2020 ESA Annual Meeting (August 3 - 6)

PS 48 Abstract - Effects of sample size and network depth on a deep learning approach to species distribution modeling

Donald Benkendorf and Charles P. Hawkins, Watershed Sciences and Ecology Center, Utah State University, Logan, UT
Background/Question/Methods

Deep learning algorithms have improved predictive model performance in a variety of disciplines because of their ability to approximate complex functions. However, the amount of data and depth of the neural network needed to improve model performance is not well understood and may depend on many factors associated with the specific field of research. Ecologists rely on accurate species distribution models to inform conservation and management efforts. Here, we present the first study to systematically examine the effects of sample size and network depth on the performance of species distribution models built with artificial neural networks. Specifically, our objective was to use a large freshwater macroinvertebrate dataset to assess the effects of sample size and neural network depth on model performance (measured by the true skill statistic, TSS). A secondary objective was to compare the performance of neural network and random forest models.

Results/Conclusions

We found that, on average, deeper network architectures (2-6 hidden layers) consistently led to slightly higher model performance (mean TSS=0.39 for all depths) than a 1 hidden layer neural network (mean TSS=0.36) on validation data when trained with a large sample size (10,000 sites).
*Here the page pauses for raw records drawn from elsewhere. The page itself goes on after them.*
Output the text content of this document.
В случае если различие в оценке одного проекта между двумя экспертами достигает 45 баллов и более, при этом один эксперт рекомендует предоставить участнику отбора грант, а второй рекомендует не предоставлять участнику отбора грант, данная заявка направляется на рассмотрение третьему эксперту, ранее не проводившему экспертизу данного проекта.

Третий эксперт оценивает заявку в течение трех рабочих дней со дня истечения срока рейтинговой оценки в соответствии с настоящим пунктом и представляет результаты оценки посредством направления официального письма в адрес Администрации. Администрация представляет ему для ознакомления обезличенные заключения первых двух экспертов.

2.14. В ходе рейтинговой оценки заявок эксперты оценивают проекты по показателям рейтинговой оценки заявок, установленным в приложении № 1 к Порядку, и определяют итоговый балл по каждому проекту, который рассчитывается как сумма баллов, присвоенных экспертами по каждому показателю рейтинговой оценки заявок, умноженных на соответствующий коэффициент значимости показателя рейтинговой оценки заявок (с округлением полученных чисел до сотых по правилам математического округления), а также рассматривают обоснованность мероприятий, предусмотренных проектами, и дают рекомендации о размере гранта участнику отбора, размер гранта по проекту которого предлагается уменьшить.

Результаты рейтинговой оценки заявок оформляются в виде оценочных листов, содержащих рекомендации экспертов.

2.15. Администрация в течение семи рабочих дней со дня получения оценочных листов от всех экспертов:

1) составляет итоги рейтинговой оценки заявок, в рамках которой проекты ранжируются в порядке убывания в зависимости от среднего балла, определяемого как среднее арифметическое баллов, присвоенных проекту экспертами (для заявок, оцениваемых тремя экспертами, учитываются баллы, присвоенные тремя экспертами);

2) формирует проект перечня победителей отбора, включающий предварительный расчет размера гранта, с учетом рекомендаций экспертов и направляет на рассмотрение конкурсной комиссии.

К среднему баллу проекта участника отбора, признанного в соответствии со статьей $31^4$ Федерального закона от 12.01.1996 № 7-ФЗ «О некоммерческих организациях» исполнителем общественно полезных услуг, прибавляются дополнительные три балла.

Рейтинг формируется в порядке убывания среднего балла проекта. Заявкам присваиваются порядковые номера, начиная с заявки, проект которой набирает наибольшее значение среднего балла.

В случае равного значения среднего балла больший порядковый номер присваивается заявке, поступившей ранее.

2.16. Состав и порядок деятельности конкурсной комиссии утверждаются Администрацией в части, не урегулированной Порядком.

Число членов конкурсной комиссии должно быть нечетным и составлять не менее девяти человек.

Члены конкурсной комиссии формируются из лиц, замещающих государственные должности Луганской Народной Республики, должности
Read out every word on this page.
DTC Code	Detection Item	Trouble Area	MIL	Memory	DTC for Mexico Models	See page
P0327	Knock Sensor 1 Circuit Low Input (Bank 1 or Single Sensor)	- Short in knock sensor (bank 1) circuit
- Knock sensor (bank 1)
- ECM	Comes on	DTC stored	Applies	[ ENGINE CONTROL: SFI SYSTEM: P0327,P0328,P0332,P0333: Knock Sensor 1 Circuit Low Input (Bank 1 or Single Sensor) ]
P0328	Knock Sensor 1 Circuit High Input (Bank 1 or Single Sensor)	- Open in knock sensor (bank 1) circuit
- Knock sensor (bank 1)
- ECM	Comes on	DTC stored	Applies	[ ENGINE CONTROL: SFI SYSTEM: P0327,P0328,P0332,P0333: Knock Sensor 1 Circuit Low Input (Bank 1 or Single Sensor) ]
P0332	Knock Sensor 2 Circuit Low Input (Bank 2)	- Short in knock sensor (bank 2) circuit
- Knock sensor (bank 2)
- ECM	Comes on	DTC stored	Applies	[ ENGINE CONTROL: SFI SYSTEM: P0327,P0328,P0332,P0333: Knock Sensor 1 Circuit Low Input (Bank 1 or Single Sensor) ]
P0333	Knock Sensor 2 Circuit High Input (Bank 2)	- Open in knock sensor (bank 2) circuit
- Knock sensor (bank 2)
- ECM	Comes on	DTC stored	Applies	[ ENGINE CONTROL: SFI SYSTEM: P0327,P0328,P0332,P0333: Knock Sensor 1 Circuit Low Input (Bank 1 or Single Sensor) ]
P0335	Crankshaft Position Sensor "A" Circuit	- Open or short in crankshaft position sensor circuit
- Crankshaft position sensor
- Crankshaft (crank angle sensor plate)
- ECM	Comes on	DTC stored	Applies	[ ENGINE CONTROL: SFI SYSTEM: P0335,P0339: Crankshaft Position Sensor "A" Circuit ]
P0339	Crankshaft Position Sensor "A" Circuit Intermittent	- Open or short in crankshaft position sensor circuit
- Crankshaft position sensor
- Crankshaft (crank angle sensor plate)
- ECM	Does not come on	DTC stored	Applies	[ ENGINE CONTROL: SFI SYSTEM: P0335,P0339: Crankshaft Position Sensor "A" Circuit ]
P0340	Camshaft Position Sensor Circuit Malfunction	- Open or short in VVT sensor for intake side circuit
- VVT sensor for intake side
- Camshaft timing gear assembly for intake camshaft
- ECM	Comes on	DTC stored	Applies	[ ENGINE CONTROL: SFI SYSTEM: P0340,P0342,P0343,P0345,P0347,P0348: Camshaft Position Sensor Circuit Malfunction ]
However, random forest models generally performed as well or slightly better (mean TSS=0.40) than deep network models. There was no clear or consistent benefit of using deep neural networks with smaller sample sizes (100 and 1,000 sites). Our results suggest that, given sufficiently big data, increasing the number of hidden layers in a neural network can potentially improve species distribution model performance. As datasets become larger and high performance computing resources become more available, a deep learning approach to species distribution modeling is likely to be used more frequently.